New Jersey ranks high in the average income of its residents. It’s always in the top five, whatever think tank or media org is doing the ranking, and for years it has swapped the top spot back and forth with Connecticut of states with similar mixes of urban suburban and rural, and diversity.
We seem to be good at generating income and, logically enough, that should translate into the general wealth and welfare.
But we have not so been so good at is how well we use that wealth to support its citizens with intellectual and developmental disabilities. New Jersey’s rankings in this area are not so good.
We spend more money to support the small number of people still living in the state’s developmental centers—about 2,500—than almost any other state.
We spend less money to support everybody else than two thirds of the rest of the country.
We’ve been bogged down for years in the old arguments about closing institutions.
It’s been forty years since the country had its Homer Simpson “Doh!” moment about how best to support people with intellectual and developmental disabilities and what kind of living environment that should take place in. It came in the wake of serious abuses and neglect in some of the nation’s institutions. At time and in the years since it was clear to anyone looking at the issue honestly and without personal biases that money for that support and those new living arrangements would, in large part, need to come from the money that had been used to fund institutions. That meant, and means, that the large institutions needed to be depopulated and closed. Many states moved forward with that logical progression. New Jersey’s developmental centers have reduced their populations significantly. But we have only managed to close one of the large (with capacities of 500 or more residents) centers in that forty years.
Unfortunately, decades later New Jersey seems to be still be bogged down in personal arguments and political jockeying as two thirds of the rest of the country continue to move forward.
There’s no reason why we should even be debating the Governor Christy’s plan to close two developmental centers. It’s a debate rooted in the past. It holds hostage thousands of individuals and families who are in desperate need of services.
Make no mistake. If there are needs for improvements in New Jersey’s community supports system, and there assuredly are, as with any system that size, those improvements have been and will continue to be delayed because of opposition to moving ahead with an already way overdue plan to reduce our reliance on institutions. It’s hypocritical for those who have block DC closure all these years to cite as a reason for caution the inadequacies of the community. Advocates and professionals years ago—I know; I was there—made it clear, and backed it up with solid data, that the only way to shore up the community system was by redirecting resources from the institutions.

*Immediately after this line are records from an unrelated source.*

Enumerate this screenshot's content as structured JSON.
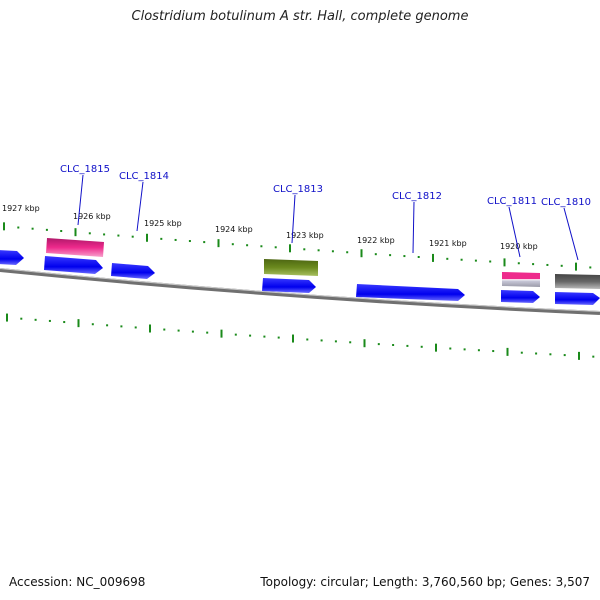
{
  "title": "Clostridium botulinum A str. Hall, complete genome",
  "footer": {
    "accession": "Accession: NC_009698",
    "summary": "Topology: circular; Length: 3,760,560 bp; Genes: 3,507"
  },
  "colors": {
    "cds_blue": "#0000ee",
    "rna_pink": "#ee2a8c",
    "feature_olive": "#6b8a1e",
    "feature_gray": "#666666",
    "ticks_green": "#1a8a1a",
    "backbone": "#808080",
    "label_blue": "#1010c8"
  },
  "kbp_labels": [
    "1927 kbp",
    "1926 kbp",
    "1925 kbp",
    "1924 kbp",
    "1923 kbp",
    "1922 kbp",
    "1921 kbp",
    "1920 kbp"
  ],
  "gene_labels": [
    "CLC_1815",
    "CLC_1814",
    "CLC_1813",
    "CLC_1812",
    "CLC_1811",
    "CLC_1810"
  ]
}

That’s still true today—truer even—and getting worse every day we delay.
That’s one of the many reasons much of the country has moved on and New Jersey compares so poorly with other states.
For instance.
New Jersey spends more money to support people in large institutions or institution-like facilities than all but three other states. We are second to last, in our support of people in community homes, only Mississippi spends less as a percentage of total expenditures for people with intellectual and developmental disabilities. We’re grouped in with the bottom-feeder states in the percentage of our support for families (8 percent; 19th lowest); individual and family support (16 percent, 12th lowest); family support and supported living (7 percent; US average 20 percent; NJ 42nd); support for residencies for six or fewer people with intellectual and developmental disabilities (47th).
We should be able to do better. The public supports our doing better. By an overwhelming margin the public wants the government to provide the supports people with intellectual and developmental disabilities in the best way possible. That’s universally known to be in a home with the right supports. They don’t want be involved in it. They want their elected and appointed officials to take care of the details.
We’re letting them and their neighbors with disabilities down. We need to move on with closing Woodbridge and North Jersey so we can move on with the challenges of supporting those and their families who are not getting the supports they need creating a long-term system for the future. I can tell you that people with intellectual disabilities and their families not already associated with the developmental centers don’t want that option and never will. They’re looking for 21st Century solutions, along with the two thirds of states that are ahead of ours. We’d better look to catch up before the consequences of not doing so catch up with us. In many ways they already are.